El cáncer de cuello uterino es un cáncer que comienza en el cuello del útero, la parte inferior y estrecha del útero. Tiene lugar cuando las células cervicales del cuerpo se dividen muy rápido y crecen sin control. Estas células adicionales forman un tumor.

¿Quiénes padecen cáncer de cuello uterino?

Cada año, cerca de 12,000 mujeres en los Estados Unidos padecen cáncer de cuello uterino. El cáncer de cuello uterino afecta con más frecuencia a las mujeres mayores de 30 años de edad, pero todas las mujeres están en riesgo.

¿Cuáles son las causas del cáncer de cuello uterino?

La mayoría de los casos de cáncer de cuello uterino son provocados por un tipo de VPH de alto riesgo. El VPH es un virus que se transmite de persona a persona a través del contacto genital, como vaginal, anal o sexo oral. Si la infección por VPH no desaparece por sí sola, puede provocar cáncer de cuello uterino con el paso del tiempo.

Otros factores pueden aumentar el riesgo de desarrollar cáncer después de una infección por VPH de alto riesgo. Estos otros factores incluyen:

  • Fumar
  • Tener VIH o inmunidad reducida
  • Tomar píldoras anticonceptivas por un largo período (más de 5 años)
  • Haber dado a luz a tres o más hijos

¿Cuáles son los síntomas del cáncer de cuello uterino?

Tal vez no detectes ningún signo o síntoma de cáncer de cuello uterino. Los signos de un cáncer de cuello uterino avanzado pueden incluir sangrado o secreciones de la vagina. Estos síntomas pueden no ser causados por cáncer de cuello uterino, pero la única forma de estar segura es consultar con tu médico.

¿Cómo sé si padezco cáncer de cuello uterino?

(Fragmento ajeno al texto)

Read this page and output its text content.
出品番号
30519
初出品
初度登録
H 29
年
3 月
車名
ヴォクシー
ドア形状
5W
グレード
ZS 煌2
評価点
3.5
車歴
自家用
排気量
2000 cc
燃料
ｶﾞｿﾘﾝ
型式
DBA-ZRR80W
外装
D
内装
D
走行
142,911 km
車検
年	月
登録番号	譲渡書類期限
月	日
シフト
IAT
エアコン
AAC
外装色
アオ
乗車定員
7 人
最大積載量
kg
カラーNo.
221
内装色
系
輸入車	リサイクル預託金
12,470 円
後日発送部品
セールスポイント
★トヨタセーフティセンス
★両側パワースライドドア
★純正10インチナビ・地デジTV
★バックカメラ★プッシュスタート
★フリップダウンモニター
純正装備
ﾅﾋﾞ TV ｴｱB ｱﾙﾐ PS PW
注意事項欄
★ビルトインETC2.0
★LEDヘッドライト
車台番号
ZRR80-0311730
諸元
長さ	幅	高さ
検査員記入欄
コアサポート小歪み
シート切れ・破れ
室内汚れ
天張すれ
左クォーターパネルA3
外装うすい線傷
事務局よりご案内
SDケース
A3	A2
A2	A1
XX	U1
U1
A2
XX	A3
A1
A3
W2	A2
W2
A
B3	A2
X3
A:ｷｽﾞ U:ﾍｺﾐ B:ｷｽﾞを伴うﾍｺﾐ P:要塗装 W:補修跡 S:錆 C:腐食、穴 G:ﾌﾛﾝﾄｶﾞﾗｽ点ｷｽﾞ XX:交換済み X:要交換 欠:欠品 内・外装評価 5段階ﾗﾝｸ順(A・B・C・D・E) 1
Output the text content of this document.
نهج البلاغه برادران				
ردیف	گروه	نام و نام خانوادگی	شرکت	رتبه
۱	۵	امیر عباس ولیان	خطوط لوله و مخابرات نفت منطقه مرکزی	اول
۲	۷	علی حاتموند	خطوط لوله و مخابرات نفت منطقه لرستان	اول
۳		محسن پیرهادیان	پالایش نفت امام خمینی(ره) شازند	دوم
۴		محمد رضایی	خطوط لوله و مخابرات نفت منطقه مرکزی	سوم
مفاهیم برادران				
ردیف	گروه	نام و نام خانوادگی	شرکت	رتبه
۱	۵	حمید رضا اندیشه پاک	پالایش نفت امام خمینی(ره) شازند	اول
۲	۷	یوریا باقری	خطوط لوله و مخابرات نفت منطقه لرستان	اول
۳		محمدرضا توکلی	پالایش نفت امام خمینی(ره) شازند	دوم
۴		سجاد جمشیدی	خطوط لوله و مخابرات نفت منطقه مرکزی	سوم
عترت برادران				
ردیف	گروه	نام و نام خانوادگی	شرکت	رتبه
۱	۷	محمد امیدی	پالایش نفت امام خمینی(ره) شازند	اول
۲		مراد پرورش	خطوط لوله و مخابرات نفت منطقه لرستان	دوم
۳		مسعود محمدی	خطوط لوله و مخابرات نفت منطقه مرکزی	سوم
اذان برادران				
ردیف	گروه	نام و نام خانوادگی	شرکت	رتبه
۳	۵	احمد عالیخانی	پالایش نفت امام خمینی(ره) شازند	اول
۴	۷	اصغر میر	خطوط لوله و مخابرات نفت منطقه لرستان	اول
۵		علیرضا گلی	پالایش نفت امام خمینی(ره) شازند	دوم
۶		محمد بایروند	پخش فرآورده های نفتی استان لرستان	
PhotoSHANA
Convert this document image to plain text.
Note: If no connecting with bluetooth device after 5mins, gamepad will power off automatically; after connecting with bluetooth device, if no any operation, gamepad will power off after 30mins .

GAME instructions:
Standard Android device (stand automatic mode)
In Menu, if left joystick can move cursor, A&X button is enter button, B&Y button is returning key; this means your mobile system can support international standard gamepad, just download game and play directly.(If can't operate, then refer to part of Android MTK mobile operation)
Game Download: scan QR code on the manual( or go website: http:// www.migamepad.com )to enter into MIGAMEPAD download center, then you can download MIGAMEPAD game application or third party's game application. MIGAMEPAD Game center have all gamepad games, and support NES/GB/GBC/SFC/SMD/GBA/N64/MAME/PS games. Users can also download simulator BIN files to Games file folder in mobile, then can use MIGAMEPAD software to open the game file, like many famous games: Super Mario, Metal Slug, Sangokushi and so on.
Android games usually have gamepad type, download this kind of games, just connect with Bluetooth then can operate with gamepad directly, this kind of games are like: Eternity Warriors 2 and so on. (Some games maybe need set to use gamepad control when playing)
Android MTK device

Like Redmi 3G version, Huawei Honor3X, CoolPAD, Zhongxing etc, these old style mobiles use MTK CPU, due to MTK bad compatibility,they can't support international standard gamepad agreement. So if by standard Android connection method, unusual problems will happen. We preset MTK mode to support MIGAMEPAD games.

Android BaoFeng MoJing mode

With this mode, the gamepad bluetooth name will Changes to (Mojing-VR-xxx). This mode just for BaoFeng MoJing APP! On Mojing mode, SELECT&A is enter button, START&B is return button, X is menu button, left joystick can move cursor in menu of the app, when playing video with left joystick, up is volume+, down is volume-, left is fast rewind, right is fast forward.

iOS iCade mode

Las mujeres deben comenzar a realizarse pruebas de detección a la edad de 21 años. Puedes realizarte un examen de Papanicolaou para buscar cambios en las células cervicales que podrían convertirse en cancerosas si no son tratadas. Si el examen de Papanicolaou encuentra cambios significativos en las células del cuello uterino, tu médico podría sugerir más pruebas para detectar cáncer. Las mujeres de entre 30 y 65 años de edad también pueden realizarse un examen de VPH con su examen de Papanicolaou para detectar si tienen VPH.

¿Cuál es la diferencia entre un examen de Papanicolaou y un examen de VPH?

El examen de Papanicolaou y el examen de VPH detectan cosas diferentes.

Un examen de Papanicolaou controla la presencia de cambios anormales en las células del cuello del útero que, si no son descubiertas y tratadas, pueden derivar en cáncer de cuello uterino. Tu médico extraerá células de tu cuello uterino para examinarlas bajo un microscopio. La frecuencia con la que debes hacerte un examen de Papanicolaou depende de tu edad y de tus antecedentes médicos. Habla con tu médico sobre lo que es mejor para ti.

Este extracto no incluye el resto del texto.